Of particular interest to me, though, was John Bentley Mays' essay, Walking off the Map: Hymns to the unknown city beneath our feet. It didn't catch my eye until today, when it finally took hold of my imagination with near totality:
In the cities of North America and Europe, a new way of understanding and enjoying urban reality has recently emerged among certain artists, architects, writers, and persons without portfolio. The people captivated by this cool passion can be recognized by their patient gaze at what most others ignore or find offensive - the sidewalk clutter of signage and graffiti, construction debris, untended laneways - and by their meditative preoccupation with odd rips in the urban fabric: vacant lots, condemned buildings, naked electrical transformer stations, other places where the skin of urban propriety has been torn or worn away. They are all walkers, and their tread through the city streets is intent and focused. We see them moving at the pace of dowsers looking for streams buried beneath the pavement; and dowsers they are, these seekers for the fugitive urban imaginary in the solid matter of the city...
Guy DeBord, leading intellectual of the poetical-anarcho-leftist Situationists ... promoted la dérive, the drift, a mindfully disordered wander, as a way to subvert - if only for a revelatory moment - the numbing spectacle of the capitalist city.
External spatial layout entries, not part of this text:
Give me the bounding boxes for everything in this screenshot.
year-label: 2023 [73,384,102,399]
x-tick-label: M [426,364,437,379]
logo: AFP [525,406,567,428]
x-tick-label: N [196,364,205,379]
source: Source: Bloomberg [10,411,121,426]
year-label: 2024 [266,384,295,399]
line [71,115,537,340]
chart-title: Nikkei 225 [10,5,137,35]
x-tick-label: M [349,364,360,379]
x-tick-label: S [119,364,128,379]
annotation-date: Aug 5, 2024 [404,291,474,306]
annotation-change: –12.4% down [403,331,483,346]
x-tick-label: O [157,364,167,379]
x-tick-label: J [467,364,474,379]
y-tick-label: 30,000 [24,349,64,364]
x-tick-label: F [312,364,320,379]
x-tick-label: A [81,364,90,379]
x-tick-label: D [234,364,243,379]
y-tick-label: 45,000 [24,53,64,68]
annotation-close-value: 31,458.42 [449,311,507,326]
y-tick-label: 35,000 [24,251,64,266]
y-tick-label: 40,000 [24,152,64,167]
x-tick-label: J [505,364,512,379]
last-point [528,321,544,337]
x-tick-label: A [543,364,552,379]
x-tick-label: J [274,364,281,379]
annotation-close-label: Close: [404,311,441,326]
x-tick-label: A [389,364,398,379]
Greil Marcus on DeBord, quoted by Rebecca Solnit [and now me - ha!]: "The point was to encounter the unknown as a face of the known, astonishment on the terrain of boredom, innocence in the face of experience. So you can walk up the street without thinking, letting your mind drift, letting your legs, with their internal memory, carry you up and down and around turns, attending to the map of your own thoughts, the physical town replaced by an imaginary city."
The essay is illustrated with some stunning bits of photography. And these are some of the books Bentley Mays makes reference to. The essay is not available on-line, alas. But it is well worth a look for those of us compelled to walk.